In United States v. Gary, the court will decide if a district court’s failure to inform a defendant pleading guilty of being a felon in possession of a firearm that one of the elements the government must prove is that the defendant actually knew he or she was a felon.
HollyFrontier Cheyenne Refining, LLC v. Renewable Fuels Association raises issues related to the Renewable Fuel Standard. That standard requires refiners, blenders, and importers of transportation to blend more renewable fuels into their products each year. Congress provided an exemption for small refineries that would face economic hardship from implementing this rule. The dispute before the court is whether, as the Tenth Circuit held, there is an additional requirement that those small refineries received continuous exemptions since 2011. The cert petition claims this would exclude almost all small refineries.
In Mnuchin v.
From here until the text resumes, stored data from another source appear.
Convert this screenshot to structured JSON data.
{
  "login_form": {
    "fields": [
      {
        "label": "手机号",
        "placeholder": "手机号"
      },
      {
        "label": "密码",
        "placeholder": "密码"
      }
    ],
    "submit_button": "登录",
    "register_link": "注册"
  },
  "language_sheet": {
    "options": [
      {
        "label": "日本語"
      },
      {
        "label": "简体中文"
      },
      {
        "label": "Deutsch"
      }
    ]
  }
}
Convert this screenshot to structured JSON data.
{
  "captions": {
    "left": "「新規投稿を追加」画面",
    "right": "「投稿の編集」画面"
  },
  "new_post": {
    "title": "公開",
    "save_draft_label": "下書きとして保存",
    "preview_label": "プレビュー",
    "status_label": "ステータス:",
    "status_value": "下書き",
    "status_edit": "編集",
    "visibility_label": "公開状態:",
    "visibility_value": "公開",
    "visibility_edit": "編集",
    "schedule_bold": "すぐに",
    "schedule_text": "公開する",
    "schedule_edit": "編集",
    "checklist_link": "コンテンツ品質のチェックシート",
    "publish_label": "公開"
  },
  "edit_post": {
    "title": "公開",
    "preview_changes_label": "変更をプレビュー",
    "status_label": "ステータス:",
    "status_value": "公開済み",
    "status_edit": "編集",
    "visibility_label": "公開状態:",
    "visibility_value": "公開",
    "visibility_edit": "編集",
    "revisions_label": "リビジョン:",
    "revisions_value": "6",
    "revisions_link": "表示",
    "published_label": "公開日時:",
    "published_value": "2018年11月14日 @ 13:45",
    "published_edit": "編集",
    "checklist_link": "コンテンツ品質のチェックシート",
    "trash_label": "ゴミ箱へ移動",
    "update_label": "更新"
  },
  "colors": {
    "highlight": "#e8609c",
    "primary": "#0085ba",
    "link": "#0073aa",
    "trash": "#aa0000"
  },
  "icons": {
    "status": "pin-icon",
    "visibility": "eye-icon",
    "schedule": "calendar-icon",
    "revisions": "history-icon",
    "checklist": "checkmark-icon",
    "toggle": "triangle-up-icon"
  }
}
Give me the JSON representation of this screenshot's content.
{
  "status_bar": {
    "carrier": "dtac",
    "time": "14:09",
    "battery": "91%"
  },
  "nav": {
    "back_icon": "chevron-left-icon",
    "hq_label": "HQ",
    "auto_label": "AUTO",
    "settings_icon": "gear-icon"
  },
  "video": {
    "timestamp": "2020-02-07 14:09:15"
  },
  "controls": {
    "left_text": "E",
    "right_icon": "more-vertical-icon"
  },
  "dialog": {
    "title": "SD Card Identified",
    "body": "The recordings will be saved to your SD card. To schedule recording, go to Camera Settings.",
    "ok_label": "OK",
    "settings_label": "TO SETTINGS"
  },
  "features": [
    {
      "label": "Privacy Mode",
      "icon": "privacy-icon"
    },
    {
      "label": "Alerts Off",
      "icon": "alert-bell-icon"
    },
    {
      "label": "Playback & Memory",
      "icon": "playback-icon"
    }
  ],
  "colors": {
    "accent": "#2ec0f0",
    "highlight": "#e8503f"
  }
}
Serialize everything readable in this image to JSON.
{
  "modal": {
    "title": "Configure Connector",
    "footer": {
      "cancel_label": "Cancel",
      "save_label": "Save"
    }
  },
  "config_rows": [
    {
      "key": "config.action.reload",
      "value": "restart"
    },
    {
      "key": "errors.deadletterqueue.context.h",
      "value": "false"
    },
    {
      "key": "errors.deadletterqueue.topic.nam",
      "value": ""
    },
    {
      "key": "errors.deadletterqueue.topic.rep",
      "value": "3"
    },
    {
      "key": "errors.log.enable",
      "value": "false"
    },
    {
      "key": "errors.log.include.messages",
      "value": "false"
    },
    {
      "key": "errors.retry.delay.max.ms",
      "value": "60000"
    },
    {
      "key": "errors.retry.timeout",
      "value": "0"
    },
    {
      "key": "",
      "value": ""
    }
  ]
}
Confederated Tribes and Alaska Native Village Corp. v. Confederated Tribes, which have been consolidated, the Supreme Court will decide whether Alaska Native corporations count as “Indian tribes” under the CARES Act, which provides COVID-19 relief money.
Lastly, the case granted review in Terry v. United States, a case that can provide reduced sentences to thousands of federal inmates. The question before court is whether those sentenced for crack cocaine offenses before the Fair Sentencing Act, which reduced the disparity in sentences for crack versus powder cocaine are eligible for resentencing under the First Step Act.